Lyra makes use of the Watson Natural Language Understanding (NLU) API to analyze song lyrics. The Node.js backend calls a serverless function sequence via API Connect. The sequence scrapes song lyrics from https://www.letras.com using Python with Beautiful Soup and then calls NLU to analyze the song's emotion and sentiment. If the song is not in English, the sequence also calls the Language Translator API to translate the lyrics to English.
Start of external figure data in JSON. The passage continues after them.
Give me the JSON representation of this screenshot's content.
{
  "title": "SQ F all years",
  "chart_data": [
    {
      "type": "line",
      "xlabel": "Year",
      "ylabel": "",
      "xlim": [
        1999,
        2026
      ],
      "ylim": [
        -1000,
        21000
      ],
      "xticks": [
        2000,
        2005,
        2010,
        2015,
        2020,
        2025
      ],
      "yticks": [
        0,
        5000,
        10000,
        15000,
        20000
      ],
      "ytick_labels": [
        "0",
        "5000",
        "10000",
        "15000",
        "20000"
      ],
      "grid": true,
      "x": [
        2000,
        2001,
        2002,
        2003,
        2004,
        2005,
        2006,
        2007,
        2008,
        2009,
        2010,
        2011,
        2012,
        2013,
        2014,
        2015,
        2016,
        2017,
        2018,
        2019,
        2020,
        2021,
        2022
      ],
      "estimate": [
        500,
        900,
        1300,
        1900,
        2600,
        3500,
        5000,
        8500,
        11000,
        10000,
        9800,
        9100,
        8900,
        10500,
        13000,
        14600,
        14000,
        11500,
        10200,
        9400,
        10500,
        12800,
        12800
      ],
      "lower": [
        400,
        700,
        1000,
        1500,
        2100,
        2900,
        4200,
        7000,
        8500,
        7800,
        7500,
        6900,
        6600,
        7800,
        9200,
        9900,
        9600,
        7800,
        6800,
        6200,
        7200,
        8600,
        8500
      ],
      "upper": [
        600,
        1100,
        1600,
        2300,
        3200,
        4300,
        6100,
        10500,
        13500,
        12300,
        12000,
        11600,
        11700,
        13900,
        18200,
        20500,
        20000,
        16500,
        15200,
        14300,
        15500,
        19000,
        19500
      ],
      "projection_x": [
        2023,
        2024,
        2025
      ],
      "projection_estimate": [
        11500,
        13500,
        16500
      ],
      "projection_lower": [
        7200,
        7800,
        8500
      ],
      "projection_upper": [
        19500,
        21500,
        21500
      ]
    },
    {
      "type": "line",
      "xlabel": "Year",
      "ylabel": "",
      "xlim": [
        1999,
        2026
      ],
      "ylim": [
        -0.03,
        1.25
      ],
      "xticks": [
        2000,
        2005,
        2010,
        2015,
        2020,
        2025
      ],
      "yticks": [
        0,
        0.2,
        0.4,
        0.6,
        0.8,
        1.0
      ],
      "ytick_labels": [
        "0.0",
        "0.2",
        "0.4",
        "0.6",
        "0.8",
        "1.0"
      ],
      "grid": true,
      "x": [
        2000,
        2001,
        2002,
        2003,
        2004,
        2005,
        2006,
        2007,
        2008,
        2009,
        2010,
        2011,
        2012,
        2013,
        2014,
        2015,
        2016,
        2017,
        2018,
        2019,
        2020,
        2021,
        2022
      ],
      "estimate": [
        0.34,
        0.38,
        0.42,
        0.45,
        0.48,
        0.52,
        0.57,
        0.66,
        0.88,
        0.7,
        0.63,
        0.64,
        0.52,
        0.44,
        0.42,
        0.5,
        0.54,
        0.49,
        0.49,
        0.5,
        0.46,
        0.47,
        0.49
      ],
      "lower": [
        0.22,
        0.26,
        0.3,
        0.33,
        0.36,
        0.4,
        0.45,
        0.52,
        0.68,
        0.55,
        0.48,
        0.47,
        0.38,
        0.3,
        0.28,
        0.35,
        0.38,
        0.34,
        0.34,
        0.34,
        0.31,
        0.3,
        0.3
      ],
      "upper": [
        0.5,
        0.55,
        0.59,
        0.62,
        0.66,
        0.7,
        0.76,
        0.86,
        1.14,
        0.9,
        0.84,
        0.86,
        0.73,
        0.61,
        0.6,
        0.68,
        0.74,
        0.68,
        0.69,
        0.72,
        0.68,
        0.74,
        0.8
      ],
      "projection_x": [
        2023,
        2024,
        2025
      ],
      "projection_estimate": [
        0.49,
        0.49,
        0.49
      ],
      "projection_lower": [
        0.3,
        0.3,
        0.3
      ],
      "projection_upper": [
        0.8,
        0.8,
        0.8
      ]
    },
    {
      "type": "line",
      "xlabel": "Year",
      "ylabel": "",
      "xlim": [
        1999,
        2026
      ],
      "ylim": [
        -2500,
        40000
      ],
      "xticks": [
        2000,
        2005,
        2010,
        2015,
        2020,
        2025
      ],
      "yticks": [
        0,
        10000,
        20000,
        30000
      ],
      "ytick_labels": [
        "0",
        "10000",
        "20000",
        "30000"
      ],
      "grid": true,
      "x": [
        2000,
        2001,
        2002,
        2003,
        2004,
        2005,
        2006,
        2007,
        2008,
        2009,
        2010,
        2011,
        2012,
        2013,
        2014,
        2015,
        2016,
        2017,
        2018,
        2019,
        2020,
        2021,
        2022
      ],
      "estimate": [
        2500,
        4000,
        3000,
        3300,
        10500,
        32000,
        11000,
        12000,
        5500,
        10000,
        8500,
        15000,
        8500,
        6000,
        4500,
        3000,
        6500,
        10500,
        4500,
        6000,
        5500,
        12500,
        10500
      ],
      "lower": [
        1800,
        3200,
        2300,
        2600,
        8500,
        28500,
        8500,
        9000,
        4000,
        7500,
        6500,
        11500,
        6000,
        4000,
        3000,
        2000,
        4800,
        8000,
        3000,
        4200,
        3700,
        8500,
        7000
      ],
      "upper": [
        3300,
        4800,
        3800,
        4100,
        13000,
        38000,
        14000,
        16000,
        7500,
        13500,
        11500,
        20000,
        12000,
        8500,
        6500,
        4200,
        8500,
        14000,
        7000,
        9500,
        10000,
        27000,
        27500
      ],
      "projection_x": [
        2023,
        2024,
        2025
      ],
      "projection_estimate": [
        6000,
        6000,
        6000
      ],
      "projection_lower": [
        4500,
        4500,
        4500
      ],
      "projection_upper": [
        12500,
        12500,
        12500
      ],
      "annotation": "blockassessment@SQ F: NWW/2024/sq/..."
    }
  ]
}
The service is supported in any language!

Check the app out on https://lyra.mybluemix.net.

Index

Flow

flow

Creating the Serverless sequence and actions via IBM Cloud Functions GUI

Being logged in on IBM Cloud, open IBM Cloud Functions. For every file in the actions folder, create an action and paste the code inside. In the analyzeLyrics.py action, remember to type in your service apikeys:

  • Line 15: Language Translator apikey
  • Line 40: Natural Language Understanding apikey

If you don't have the apikeys, simply create a free instance of Language Translator and Natural Language Understanding to get them. Then, create a sequence for scraping and analyzing the lyrics. It should include the three actions, in the following order:

  1. songSearcher.py
  2. lyricScraper.py
  3. analyzeLyrics.py

Making your Python API Public with API Connect

Go to the Functions API management section and create a Managed API. Name it whatever you like. Go to your newly created Managed API and go to the section Definition. There, create an operation, give it a path, set the method to POST and select your sequence. After creating the operation, remember to scroll down the screen and click on Save to save your changes. Now, go back to Summary and copy the route on the screen to your API. Insert this route in the server file, line 16 and add /<your path name> to the end of the route. Your server should now be able to connect to your API operation.

Running the app locally

Simpy clone the repo, put your API route in the server file (step above) and run the following commands from the /server directory:

# Installs dependencies
npm run install-deps

# Builds app and runs locally
npm run local

Deploying the app to the cloud

NOTE: You must have the IBM Cloud Command Line Interface installed on your machine to follow this step.

After setting up, installing dependencies and making sure the app is working, go to the /server directory, change your app and route names on the manifest file (lines 3 and 8) and run the following commands from /server:

# Logs into the IBM Cloud
ibmcloud login

# Selects a Cloud Foundry organization and space to deploy your app
ibmcloud target --cf

# Builds the client and deploys app to cloud
npm run deploy

License

Copyright 2019 Daniel T. Rodrigues

Licensed under the Apache License, Version 2.0 (the "License"); you may not use this file except in compliance with the License. You may obtain a copy of the License at

http://www.apache.org/licenses/LICENSE-2.0

Unless required by applicable law or agreed to in writing, software distributed under the License is distributed on an "AS IS" BASIS, WITHOUT WARRANTIES OR CONDITIONS OF ANY KIND, either express or implied. See the License for the specific language governing permissions and limitations under the License.